- Directed by: William A. Seiter
- Written by: Faith Baldwin; Alan Campbell; Isabel Dawn; Boyce DeGaw; Dorothy Parker;
- Produced by: Walter Wanger
- Starring: Henry Fonda; Margaret Sullavan; Walter Brennan; Henrietta Crosman;
- Cinematography: Joseph A. Valentine
- Edited by: Dorothy Spencer
- Music by: Gerard Carbonara
- Production company: Walter Wanger Productions
- Distributed by: Paramount Pictures
- Release date: April 10, 1936;
- Running time: 80 minutes
- Country: United States
- Language: English
- Budget: $402,573
- Box office: $417,663

= The Moon's Our Home =

1936 film by William A. Seiter

The Moon's Our Home is a 1936 American comedy film directed by William A. Seiter and starring Henry Fonda, Margaret Sullavan and Walter Brennan. It was adapted from a novel of the same name written by Faith Baldwin and first published in serial form in Cosmopolitan magazine.

==Plot==
New York novelist Anthony Amberton meets up with actress Cherry Chester. The two date and later marry, though neither knows of the other's fame.

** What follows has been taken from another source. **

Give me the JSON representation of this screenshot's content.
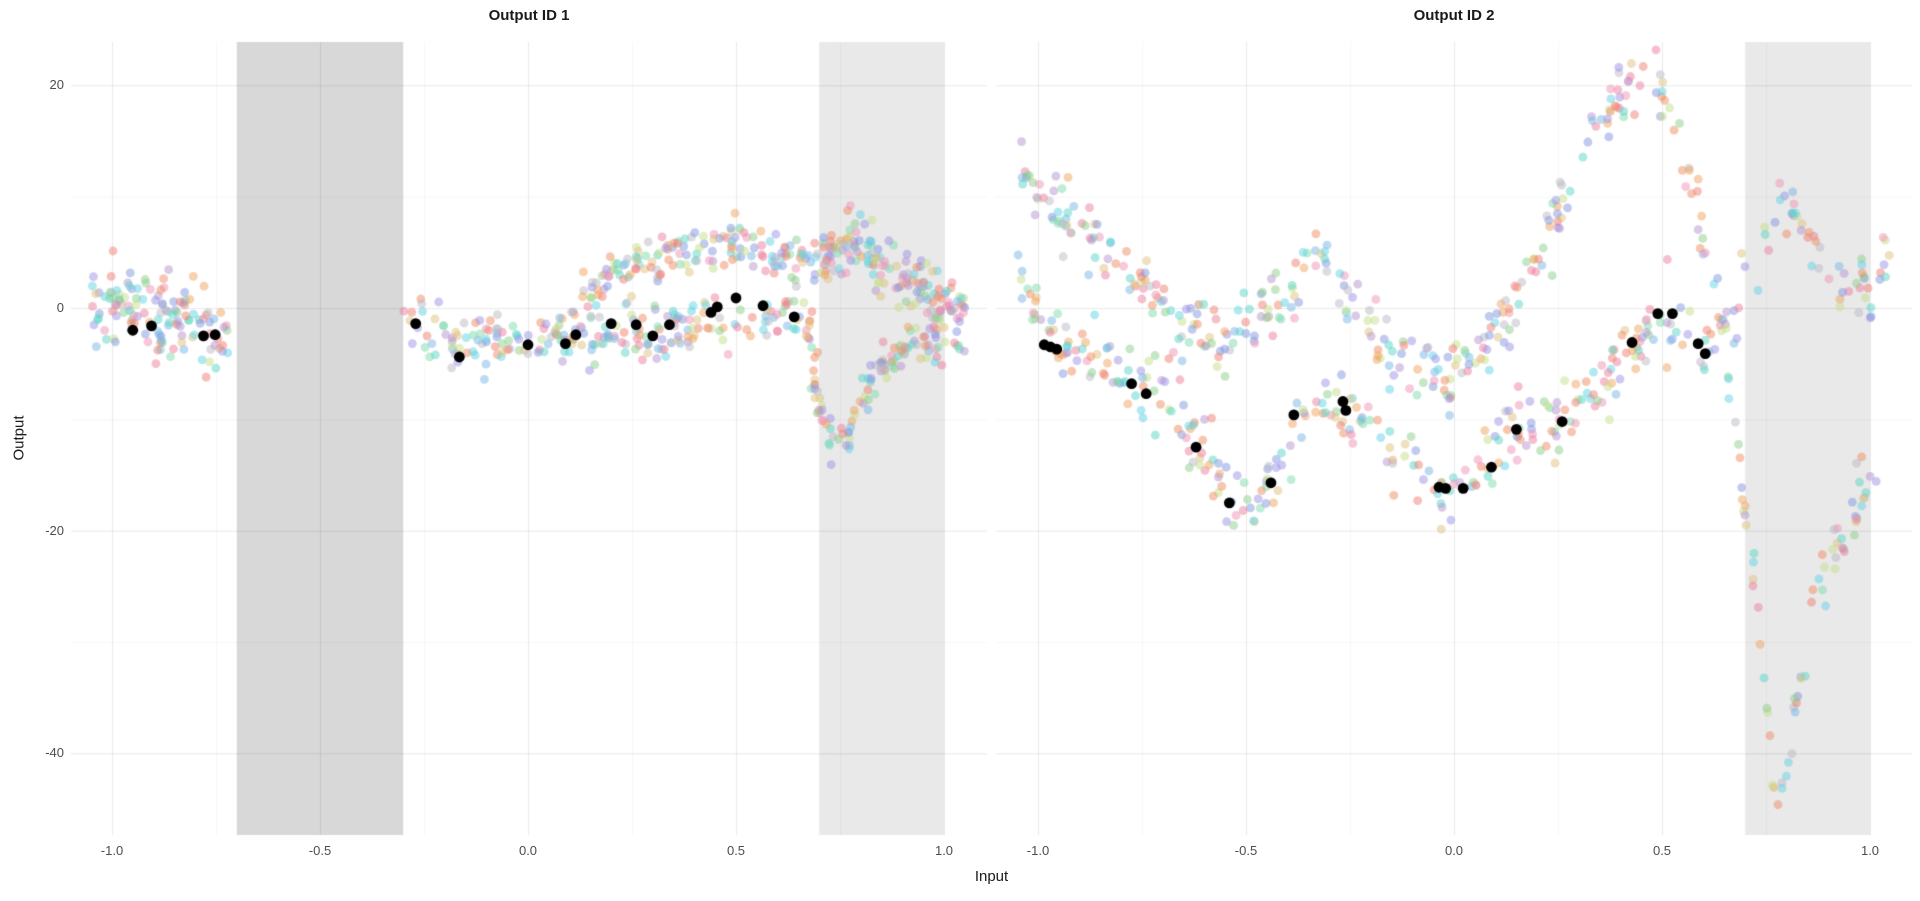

The real adventure begins on the honeymoon, when their relationship heats up with insults and arguments.

==Reception==
The film recorded a loss of $111,845.

Writing for The Spectator in 1936, Graham Greene gave the film a good review, describing it as "a trivial charming comedy". Greene praised Dorothy Parker's comedy writing and the acting of Margaret Sullavan and Henry Fonda for providing "the sense of something fresh and absurd and civilized".

==On radio==
Lux Radio Theatre aired a one-hour adaptation of the film on February 10, 1941, with James Stewart and Carole Lombard in the leading roles.